Frankfurt/Main – Die Kontroverse um die mögliche Wiederzulassung russischer Sportler zu den Olympischen Spielen in Paris wird zur Zerreißprobe für den Weltsport. „Tun Sie das nicht, sonst verraten Sie den olympischen Geist“, rief der ukrainische Box-Weltmeister Wladimir Klitschko dem IOC-Chef Thomas Bach in einer Video-Botschaft zu. „Ich sage Ihnen: Die Russen sind heute Olympiasieger im Verbrechen gegen die Zivilbevölkerung“, warnte Klitschko.
Auch Gunter Gebauer attackierte das Internationale Olympische Komitee und seinen deutschen Präsidenten für die Russland-Diplomatie. „Es ist wieder mal ein Kotau vor Russland“, sagte der Sportphilosoph. Die Strategie, die Bach und das IOC Exekutivkomitee verfolge, halte er für „viel zu weich und nachgiebig“ gegenüber dem Regime von Wladimir Putin.
Als eines der ersten Länder hat sich Estland strikt gegen das IOC-Vorhaben ausgesprochen, Athletinnen und Athleten aus Russland und Belarus trotz des Krieges in der Ukraine das Zurückkommen auf die internationale Sportbühne zu ermöglichen. Für Ministerpräsidentin Kaja Kallas ist es „nicht nur heuchlerisch und rückgratlos“, wie sie auf Facebook schrieb. Vielmehr wäre es „eine direkte Verhöhnung der Zehntausenden Ukrainer, die bei dem schlimmsten Verbrechen gegen die Menschlichkeit, das Europa seit dem Ende des Zweiten Weltkriegs erlebt hat, ihr Leben lassen mussten“.
Einen „Raum für Kompromisse“ sieht die Regierungschefin des EU- und Nato-Landes nicht. Sie forderte Regierungen und Parlamente aller Länder auf, die vollständige Isolierung russischer und belarussischer Athleten von internationalen Wettkämpfen zu unterstützen.

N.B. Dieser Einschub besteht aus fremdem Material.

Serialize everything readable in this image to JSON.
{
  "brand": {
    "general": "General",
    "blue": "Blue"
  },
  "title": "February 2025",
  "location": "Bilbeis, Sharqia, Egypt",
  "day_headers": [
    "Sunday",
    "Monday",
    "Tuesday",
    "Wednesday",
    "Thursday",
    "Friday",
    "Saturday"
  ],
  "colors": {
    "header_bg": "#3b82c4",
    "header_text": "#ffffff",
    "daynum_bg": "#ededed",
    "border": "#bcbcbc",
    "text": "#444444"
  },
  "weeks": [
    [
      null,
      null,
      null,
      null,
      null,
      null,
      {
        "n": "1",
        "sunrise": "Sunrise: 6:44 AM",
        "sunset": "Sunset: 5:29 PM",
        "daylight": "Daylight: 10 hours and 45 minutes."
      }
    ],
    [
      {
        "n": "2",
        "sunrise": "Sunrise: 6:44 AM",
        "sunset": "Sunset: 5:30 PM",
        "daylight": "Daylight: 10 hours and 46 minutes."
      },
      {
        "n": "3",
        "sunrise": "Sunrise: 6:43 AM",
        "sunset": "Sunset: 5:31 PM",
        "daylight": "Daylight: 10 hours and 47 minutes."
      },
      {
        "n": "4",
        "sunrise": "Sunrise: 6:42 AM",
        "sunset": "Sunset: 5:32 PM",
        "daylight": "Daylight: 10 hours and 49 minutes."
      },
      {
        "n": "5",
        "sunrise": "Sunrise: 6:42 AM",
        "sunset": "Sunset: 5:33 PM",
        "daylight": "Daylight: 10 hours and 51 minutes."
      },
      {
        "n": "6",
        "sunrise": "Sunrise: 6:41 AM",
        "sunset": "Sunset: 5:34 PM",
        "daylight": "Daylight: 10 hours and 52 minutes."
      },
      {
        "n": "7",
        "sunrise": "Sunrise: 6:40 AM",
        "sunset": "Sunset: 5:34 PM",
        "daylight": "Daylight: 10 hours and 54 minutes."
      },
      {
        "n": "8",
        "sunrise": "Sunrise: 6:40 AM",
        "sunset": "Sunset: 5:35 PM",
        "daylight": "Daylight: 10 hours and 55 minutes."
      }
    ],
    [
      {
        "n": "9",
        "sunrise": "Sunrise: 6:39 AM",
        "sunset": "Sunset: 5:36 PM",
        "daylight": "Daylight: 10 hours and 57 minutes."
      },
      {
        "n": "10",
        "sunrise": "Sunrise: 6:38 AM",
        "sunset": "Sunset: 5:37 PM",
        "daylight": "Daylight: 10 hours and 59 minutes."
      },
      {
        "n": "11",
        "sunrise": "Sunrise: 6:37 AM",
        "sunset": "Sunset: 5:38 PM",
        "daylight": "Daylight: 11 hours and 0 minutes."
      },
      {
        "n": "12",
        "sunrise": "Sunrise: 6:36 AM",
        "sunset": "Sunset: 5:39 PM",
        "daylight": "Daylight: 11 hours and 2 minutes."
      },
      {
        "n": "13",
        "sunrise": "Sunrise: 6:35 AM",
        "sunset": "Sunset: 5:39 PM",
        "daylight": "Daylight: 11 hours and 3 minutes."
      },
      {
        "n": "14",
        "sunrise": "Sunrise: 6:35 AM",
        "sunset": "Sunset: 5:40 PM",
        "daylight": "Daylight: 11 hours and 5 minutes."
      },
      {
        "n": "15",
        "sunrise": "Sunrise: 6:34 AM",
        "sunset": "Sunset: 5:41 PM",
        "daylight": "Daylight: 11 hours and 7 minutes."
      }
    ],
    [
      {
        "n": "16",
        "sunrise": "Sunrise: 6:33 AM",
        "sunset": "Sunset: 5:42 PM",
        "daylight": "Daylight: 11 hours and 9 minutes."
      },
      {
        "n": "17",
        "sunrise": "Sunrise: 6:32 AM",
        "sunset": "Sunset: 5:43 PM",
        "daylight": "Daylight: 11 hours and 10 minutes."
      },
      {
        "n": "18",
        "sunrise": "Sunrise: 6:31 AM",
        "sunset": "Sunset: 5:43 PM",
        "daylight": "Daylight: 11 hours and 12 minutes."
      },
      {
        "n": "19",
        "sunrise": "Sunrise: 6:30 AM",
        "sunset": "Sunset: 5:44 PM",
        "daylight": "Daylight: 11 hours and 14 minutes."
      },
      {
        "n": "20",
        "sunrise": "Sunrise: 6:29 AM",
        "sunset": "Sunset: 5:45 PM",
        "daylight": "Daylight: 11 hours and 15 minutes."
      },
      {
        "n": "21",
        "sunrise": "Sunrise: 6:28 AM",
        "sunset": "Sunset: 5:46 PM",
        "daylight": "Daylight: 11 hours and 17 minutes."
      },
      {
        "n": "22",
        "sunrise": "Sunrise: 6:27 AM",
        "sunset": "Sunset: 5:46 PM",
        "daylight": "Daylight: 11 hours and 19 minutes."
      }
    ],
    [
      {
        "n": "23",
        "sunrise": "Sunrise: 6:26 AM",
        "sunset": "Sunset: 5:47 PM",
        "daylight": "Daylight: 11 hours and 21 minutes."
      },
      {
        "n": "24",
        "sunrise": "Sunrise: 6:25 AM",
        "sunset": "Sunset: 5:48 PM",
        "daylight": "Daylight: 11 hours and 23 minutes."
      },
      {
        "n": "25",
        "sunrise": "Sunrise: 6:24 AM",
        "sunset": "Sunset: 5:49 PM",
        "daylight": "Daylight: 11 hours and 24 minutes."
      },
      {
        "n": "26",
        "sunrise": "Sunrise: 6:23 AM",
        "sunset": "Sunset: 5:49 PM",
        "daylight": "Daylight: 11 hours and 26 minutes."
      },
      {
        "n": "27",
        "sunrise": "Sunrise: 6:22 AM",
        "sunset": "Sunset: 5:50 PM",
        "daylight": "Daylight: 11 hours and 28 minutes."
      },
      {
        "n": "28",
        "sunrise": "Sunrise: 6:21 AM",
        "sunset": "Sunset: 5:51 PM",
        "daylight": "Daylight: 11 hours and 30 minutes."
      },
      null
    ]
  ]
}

„Nach den Statuten der Olympischen Spiele kann das Nationale Olympische Komitee einer Krieg führenden Nation, insbesondere wenn es sich um einen Angriffskrieg handelt, nicht zu Olympischen Spielen eingeladen werden“, erklärte Experte Gebauer. Die vom IOC angestrebte Lösung sei typisch für IOC-Chef Bach. „Er taktiert und versucht, Russland nicht zu erzürnen“, sagte er. Bei den Winterspielen 2022 in Peking habe sich gezeigt, dass durch das Auftreten der Russen „die Neutralität überhaupt keinen Bestand“ habe. Das Argument des IOC, Sportler dürften nicht für ihre Nationalität bestraft werden, trifft laut Gebauer nicht zu: „Die meisten von ihnen werden staatlich gefördert und werden zu staatlicher Solidarität angehalten und zeigen sie auch.“
Andreas Michelmann, Präsident der deutschen Handballer und Sprecher der Spitzenverbände, teilt diese Beurteilung nicht. „Wir verurteilen ganz klar den Krieg Russlands gegen die Ukraine. Da gibt es auch keine Entschuldigung dafür“, unterstrich der 63-Jährige. Er sagte aber auch: „Ich bin dafür, die Athleten nicht für ihre Staaten zu bestrafen, sondern sie ihren Sport wieder ausüben zu lassen.“
Der deutsche Kanu-Weltverbandspräsident Thomas Konietzko will sich nicht vorbehaltlos dem Vorhaben des IOC anschließen. „Allerdings muss abschließend jeder Weltverband seine eigene Entscheidung treffen und wir werden bei unserer Entscheidung zuallererst die Auswirkungen auf unsere Wettkämpfe und unseren Verband berücksichtigen.“ Die Diskussion sei „ergebnisoffen“. Allerdings sei die Realität in seinem Weltverband, dass eine Mehrheit der nationalen Verbände – vor allem der Verbände aus Afrika, Amerika und Asien – gegen eine Suspendierung von Sportlern nur wegen ihrer Herkunft seien.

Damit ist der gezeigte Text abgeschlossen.